Even after so much has been said and written about web scraping, there are still a lot of people who look at online data collection negatively. Many advocate that it should be stopped because it is an illegal activity; while others look at it suspiciously not knowing how to deal with it. Although a number of people have greatly benefited from this online service and even gained millions for gathering and providing scraped data, there are indeed some issues that should be addressed properly and clearly presented and understood.
If you want to present data from online sites without fear of legal consequences or negative responses, you have to plainly do it the right way – just like the way you do your researches offline. Some “dos and don’t” of web scraping are: Don’t claim someone else’s work as your own; Do your data collection completely and carefully; Verify sources; and If in doubt, don’t.
Don’t Claim Someone Else’s Work as Your Own
The cardinal rule in any form of data collection or research is to never ever claim someone else’s work as your own. It is an act of theft to ignore or forget to acknowledge the source. It is even equally detrimental when you fail to give credit to whom it is due.
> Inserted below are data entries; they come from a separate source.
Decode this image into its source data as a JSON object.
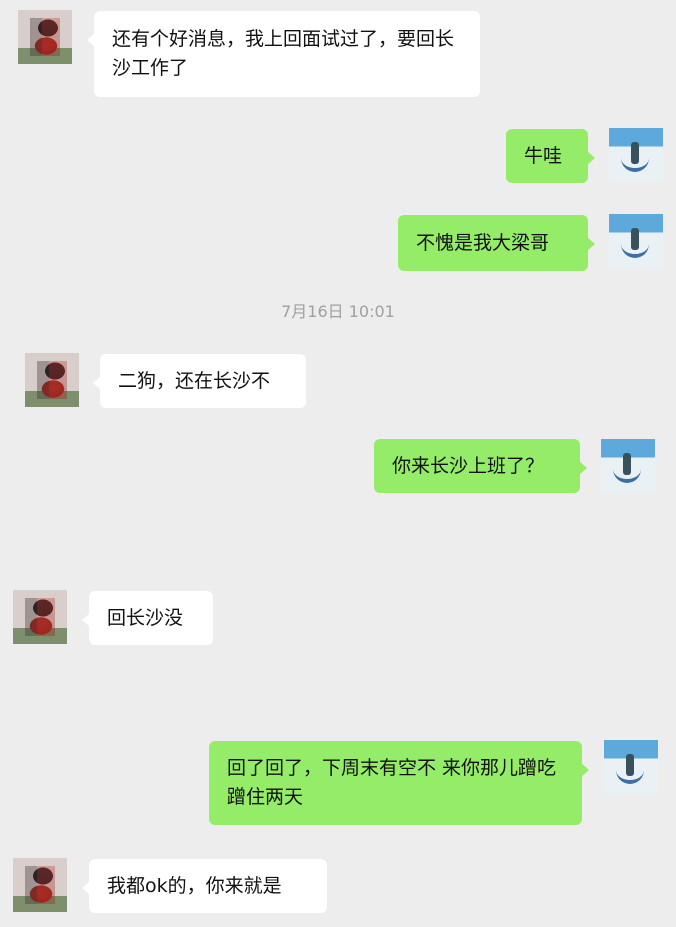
{
  "timestamp": "7月16日 10:01",
  "messages": [
    {
      "side": "left",
      "text": "还有个好消息，我上回面试过了，要回长沙工作了"
    },
    {
      "side": "right",
      "text": "牛哇"
    },
    {
      "side": "right",
      "text": "不愧是我大梁哥"
    },
    {
      "side": "left",
      "text": "二狗，还在长沙不"
    },
    {
      "side": "right",
      "text": "你来长沙上班了？"
    },
    {
      "side": "left",
      "text": "回长沙没"
    },
    {
      "side": "right",
      "text": "回了回了，下周末有空不 来你那儿蹭吃蹭住两天"
    },
    {
      "side": "left",
      "text": "我都ok的，你来就是"
    }
  ]
}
Due to the rapid flow of incoming and outgoing information as well as the demands of the data mining services, there may be times that you inadvertently miss to identify the source of the information and still use or publish the collected data. This may appear to be a valid reason or excuse but whether it is intentional or not; the information is owned by somebody else. Though there are no solid laws on intellectual property rights over the online material, it is unethical to use others’ work without giving them the credit due to them.